Story | 06 Jun, 2024

Getting deeper

Under the Pole explains its work to explore and protect the uncharted parts of our oceans.

content hero image

Mesophotic coral ecosystem

Over 70% of our planet is covered by the ocean, yet only the surface of the seas, which makes up just 5%, is well studied. The mesophotic zone, which lies between 30m and 200m, remains virtually unknown.

Mesophotic ecosystems connect life on the surface and the deep, and understanding them is essential to properly preserving the ocean

Yet in national and international ocean protection frameworks, attention to oceanic transition stages, such as the mesophotic zone, is not clearly formulated. Unique habitats and species are disappearing before they have even been discovered.

Under the Pole is an underwater exploration programme launched in 2008 which uses deep diving and navigation in difficult-to-access environments (polar regions, isolated islands, mesophotic depths) for the service of science. It raises awareness among the general public, school children and decision-makers of the challenges of preserving mesophotic environments.

The difficulty of accessing deeper ocean environments has led to a compartmentalisation of knowledge between well-known surface ecosystems and unknown mesophotic ecosystems, limiting effective measures to preserve coastal zones. Recently, exploration of the mesophotic zone has found a new lease of life, thanks to diving innovations such as the rebreather (breathing apparatus that absorbs the CO2 of a diver’s exhaled breath). Now fast and nimble specialised divers are an effective alternative to scientific trawling and dredging techniques.

Our fourth major programme, DEEPLIFE 2021-2030, focuses on the coastal zones of the oceans, including in the polar regions. The work will enable us to explore marine animal forests (structures created by animals like corals, sponges and gorgonians) to decipher their ecological importance and the ecosystem services they produce, and to determine their vulnerability to climate change. On the scale of the oceans, marine animal forests could prove to be as essential as equatorial forests in preserving biodiversity.
The expeditions began in 2022 with the exploration of Arctic ecosystems in the Svalbard archipelago, before reaching the Canary Islands and their incredible black coral forests. DEEPLIFE continues in the Caribbean and the Mediterranean Sea in 2024.

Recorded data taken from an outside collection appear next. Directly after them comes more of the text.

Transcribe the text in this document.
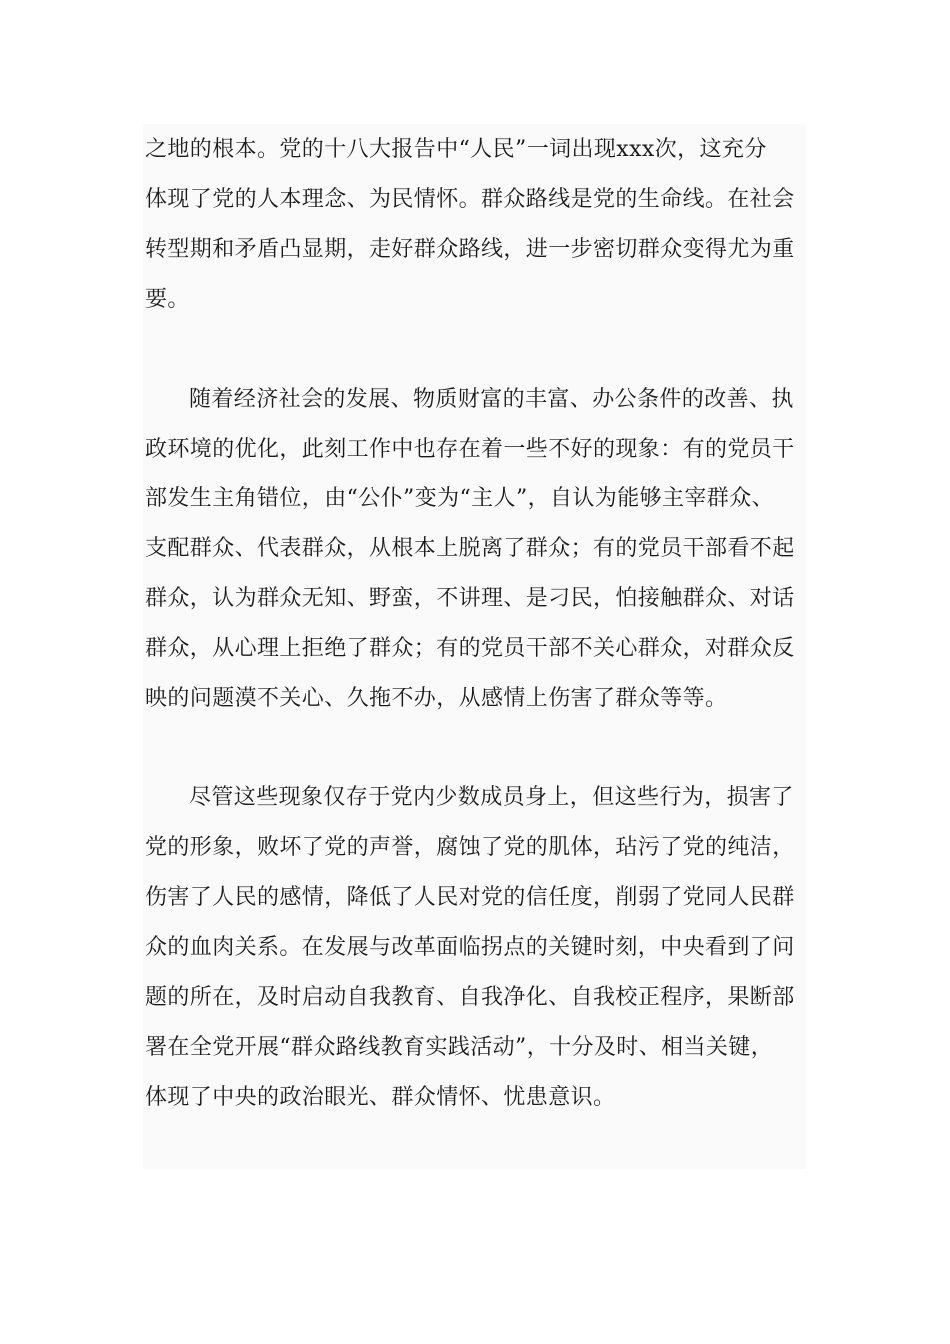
之地的根本。党的十八大报告中“人民”一词出现xxx次，这充分
体现了党的人本理念、为民情怀。群众路线是党的生命线。在社会
转型期和矛盾凸显期，走好群众路线，进一步密切群众变得尤为重
要。
随着经济社会的发展、物质财富的丰富、办公条件的改善、执
政环境的优化，此刻工作中也存在着一些不好的现象：有的党员干
部发生主角错位，由“公仆”变为“主人”，自认为能够主宰群众、
支配群众、代表群众，从根本上脱离了群众；有的党员干部看不起
群众，认为群众无知、野蛮，不讲理、是刁民，怕接触群众、对话
群众，从心理上拒绝了群众；有的党员干部不关心群众，对群众反
映的问题漠不关心、久拖不办，从感情上伤害了群众等等。
尽管这些现象仅存于党内少数成员身上，但这些行为，损害了
党的形象，败坏了党的声誉，腐蚀了党的肌体，玷污了党的纯洁，
伤害了人民的感情，降低了人民对党的信任度，削弱了党同人民群
众的血肉关系。在发展与改革面临拐点的关键时刻，中央看到了问
题的所在，及时启动自我教育、自我净化、自我校正程序，果断部
署在全党开展“群众路线教育实践活动”，十分及时、相当关键，
体现了中央的政治眼光、群众情怀、忧患意识。
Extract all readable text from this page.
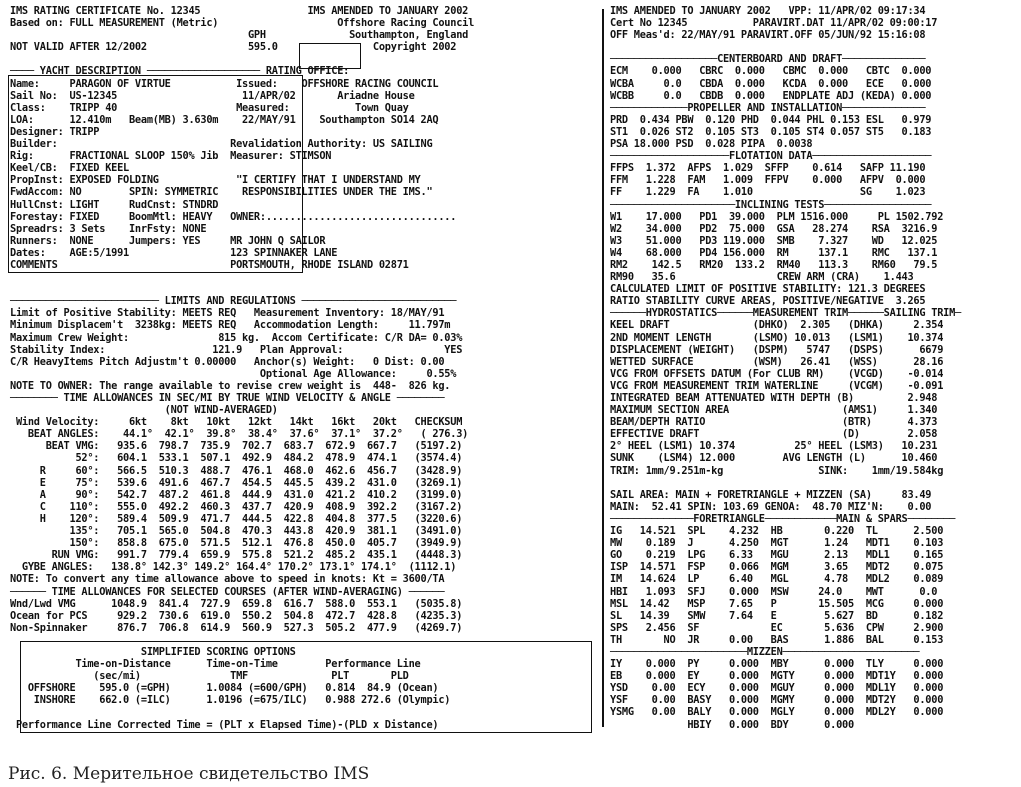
IMS RATING CERTIFICATE No. 12345                  IMS AMENDED TO JANUARY 2002
Based on: FULL MEASUREMENT (Metric)                    Offshore Racing Council
GPH              Southampton, England
NOT VALID AFTER 12/2002                 595.0                Copyright 2002
──── YACHT DESCRIPTION ─────────────────── RATING OFFICE:
Name:     PARAGON OF VIRTUE           Issued:    OFFSHORE RACING COUNCIL
Sail No:  US-12345                     11/APR/02       Ariadne House
Class:    TRIPP 40                    Measured:           Town Quay
LOA:      12.410m   Beam(MB) 3.630m    22/MAY/91    Southampton SO14 2AQ
Designer: TRIPP
Builder:                             Revalidation Authority: US SAILING
Rig:      FRACTIONAL SLOOP 150% Jib  Measurer: STIMSON
Keel/CB:  FIXED KEEL
PropInst: EXPOSED FOLDING             "I CERTIFY THAT I UNDERSTAND MY
FwdAccom: NO        SPIN: SYMMETRIC    RESPONSIBILITIES UNDER THE IMS."
HullCnst: LIGHT     RudCnst: STNDRD
Forestay: FIXED     BoomMtl: HEAVY   OWNER:................................
Spreadrs: 3 Sets    InrFsty: NONE
Runners:  NONE      Jumpers: YES     MR JOHN Q SAILOR
Dates:    AGE:5/1991                 123 SPINNAKER LANE
COMMENTS                             PORTSMOUTH, RHODE ISLAND 02871
───────────────────────── LIMITS AND REGULATIONS ──────────────────────────
Limit of Positive Stability: MEETS REQ   Measurement Inventory: 18/MAY/91
Minimum Displacem't  3238kg: MEETS REQ   Accommodation Length:     11.797m
Maximum Crew Weight:               815 kg.  Accom Certificate: C/R DA= 0.03%
Stability Index:                  121.9   Plan Approval:                 YES
C/R HeavyItems Pitch Adjustm't 0.00000   Anchor(s) Weight:   0 Dist: 0.00
Optional Age Allowance:     0.55%
NOTE TO OWNER: The range available to revise crew weight is  448-  826 kg.
──────── TIME ALLOWANCES IN SEC/MI BY TRUE WIND VELOCITY & ANGLE ────────
(NOT WIND-AVERAGED)
Wind Velocity:     6kt    8kt   10kt   12kt   14kt   16kt   20kt   CHECKSUM
BEAT ANGLES:    44.1°  42.1°  39.8°  38.4°  37.6°  37.1°  37.2°   ( 276.3)
BEAT VMG:   935.6  798.7  735.9  702.7  683.7  672.9  667.7   (5197.2)
52°:   604.1  533.1  507.1  492.9  484.2  478.9  474.1   (3574.4)
R     60°:   566.5  510.3  488.7  476.1  468.0  462.6  456.7   (3428.9)
E     75°:   539.6  491.6  467.7  454.5  445.5  439.2  431.0   (3269.1)
A     90°:   542.7  487.2  461.8  444.9  431.0  421.2  410.2   (3199.0)
C    110°:   555.0  492.2  460.3  437.7  420.9  408.9  392.2   (3167.2)
H    120°:   589.4  509.9  471.7  444.5  422.8  404.8  377.5   (3220.6)
135°:   705.1  565.0  504.8  470.3  443.8  420.9  381.1   (3491.0)
150°:   858.8  675.0  571.5  512.1  476.8  450.0  405.7   (3949.9)
RUN VMG:   991.7  779.4  659.9  575.8  521.2  485.2  435.1   (4448.3)
GYBE ANGLES:   138.8° 142.3° 149.2° 164.4° 170.2° 173.1° 174.1°  (1112.1)
NOTE: To convert any time allowance above to speed in knots: Kt = 3600/TA
────── TIME ALLOWANCES FOR SELECTED COURSES (AFTER WIND-AVERAGING) ──────
Wnd/Lwd VMG      1048.9  841.4  727.9  659.8  616.7  588.0  553.1   (5035.8)
Ocean for PCS     929.2  730.6  619.0  550.2  504.8  472.7  428.8   (4235.3)
Non-Spinnaker     876.7  706.8  614.9  560.9  527.3  505.2  477.9   (4269.7)
SIMPLIFIED SCORING OPTIONS
Time-on-Distance      Time-on-Time        Performance Line
(sec/mi)               TMF              PLT       PLD
OFFSHORE    595.0 (=GPH)      1.0084 (=600/GPH)   0.814  84.9 (Ocean)
INSHORE    662.0 (=ILC)      1.0196 (=675/ILC)   0.988 272.6 (Olympic)
Performance Line Corrected Time = (PLT x Elapsed Time)-(PLD x Distance)
IMS AMENDED TO JANUARY 2002   VPP: 11/APR/02 09:17:34
Cert No 12345           PARAVIRT.DAT 11/APR/02 09:00:17
OFF Meas'd: 22/MAY/91 PARAVIRT.OFF 05/JUN/92 15:16:08
──────────────────CENTERBOARD AND DRAFT──────────────
ECM    0.000   CBRC  0.000   CBMC  0.000   CBTC  0.000
WCBA     0.0   CBDA  0.000   KCDA  0.000   ECE   0.000
WCBB     0.0   CBDB  0.000   ENDPLATE ADJ (KEDA) 0.000
─────────────PROPELLER AND INSTALLATION──────────────
PRD  0.434 PBW  0.120 PHD  0.044 PHL 0.153 ESL   0.979
ST1  0.026 ST2  0.105 ST3  0.105 ST4 0.057 ST5   0.183
PSA 18.000 PSD  0.028 PIPA  0.0038
────────────────────FLOTATION DATA────────────────────
FFPS  1.372  AFPS  1.029  SFFP    0.614   SAFP 11.190
FFM   1.228  FAM   1.009  FFPV    0.000   AFPV  0.000
FF    1.229  FA    1.010                  SG    1.023
─────────────────────INCLINING TESTS──────────────────
W1    17.000   PD1  39.000  PLM 1516.000     PL 1502.792
W2    34.000   PD2  75.000  GSA   28.274    RSA  3216.9
W3    51.000   PD3 119.000  SMB    7.327    WD   12.025
W4    68.000   PD4 156.000  RM     137.1    RMC   137.1
RM2    142.5   RM20  133.2  RM40   113.3    RM60   79.5
RM90   35.6                 CREW ARM (CRA)    1.443
CALCULATED LIMIT OF POSITIVE STABILITY: 121.3 DEGREES
RATIO STABILITY CURVE AREAS, POSITIVE/NEGATIVE  3.265
──────HYDROSTATICS──────MEASUREMENT TRIM──────SAILING TRIM─
KEEL DRAFT              (DHKO)  2.305   (DHKA)     2.354
2ND MOMENT LENGTH       (LSMO) 10.013   (LSM1)    10.374
DISPLACEMENT (WEIGHT)   (DSPM)   5747   (DSPS)      6679
WETTED SURFACE          (WSM)   26.41   (WSS)      28.16
VCG FROM OFFSETS DATUM (For CLUB RM)    (VCGD)    -0.014
VCG FROM MEASUREMENT TRIM WATERLINE     (VCGM)    -0.091
INTEGRATED BEAM ATTENUATED WITH DEPTH (B)         2.948
MAXIMUM SECTION AREA                   (AMS1)     1.340
BEAM/DEPTH RATIO                       (BTR)      4.373
EFFECTIVE DRAFT                        (D)        2.058
2° HEEL (LSM1) 10.374          25° HEEL (LSM3)   10.231
SUNK    (LSM4) 12.000        AVG LENGTH (L)      10.460
TRIM: 1mm/9.251m-kg                SINK:    1mm/19.584kg
SAIL AREA: MAIN + FORETRIANGLE + MIZZEN (SA)     83.49
MAIN:  52.41 SPIN: 103.69 GENOA:  48.70 MIZ'N:    0.00
──────────────FORETRIANGLE────────────MAIN & SPARS────────
IG   14.521  SPL    4.232  HB       0.220  TL      2.500
MW    0.189  J      4.250  MGT      1.24   MDT1    0.103
GO    0.219  LPG    6.33   MGU      2.13   MDL1    0.165
ISP  14.571  FSP    0.066  MGM      3.65   MDT2    0.075
IM   14.624  LP     6.40   MGL      4.78   MDL2    0.089
HBI   1.093  SFJ    0.000  MSW     24.0    MWT      0.0
MSL  14.42   MSP    7.65   P       15.505  MCG     0.000
SL   14.39   SMW    7.64   E        5.627  BD      0.182
SPS   2.456  SF            EC       5.636  CPW     2.900
TH       NO  JR     0.00   BAS      1.886  BAL     0.153
───────────────────────MIZZEN───────────────────────
IY    0.000  PY     0.000  MBY      0.000  TLY     0.000
EB    0.000  EY     0.000  MGTY     0.000  MDT1Y   0.000
YSD    0.00  ECY    0.000  MGUY     0.000  MDL1Y   0.000
YSF    0.00  BASY   0.000  MGMY     0.000  MDT2Y   0.000
YSMG   0.00  BALY   0.000  MGLY     0.000  MDL2Y   0.000
HBIY   0.000  BDY      0.000
Рис. 6. Мерительное свидетельство IMS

Research from our earlier DEEPHOPE programme, in partnership with the French National Centre for Scientific Research, revealed that the mesophotic zone can act as a refuge from global warming. With more than 1,000 dives over a period of 14 months across the five Polynesian archipelagos, we found that deep reefs (beyond 40m) escape coral bleaching, and coral’s diversity is greater at depths of 40-60m than at the surface. We even found photosynthetic coral at 172m deep – a record.

Under the Pole works with IUCN to help give a voice to these ecosystems, but also to learn more about and work with the scientists and players involved in protecting the oceans

Our ambition is to see the data generated by our expeditions translated into conservation action, and to develop tools for decision-makers and managers for the conservation of these vulnerable marine habitats. We hope to develop collaborations to identify the needs of IUCN and the way in which the data can effectively develop knowledge and conservation of the mesophotic zone.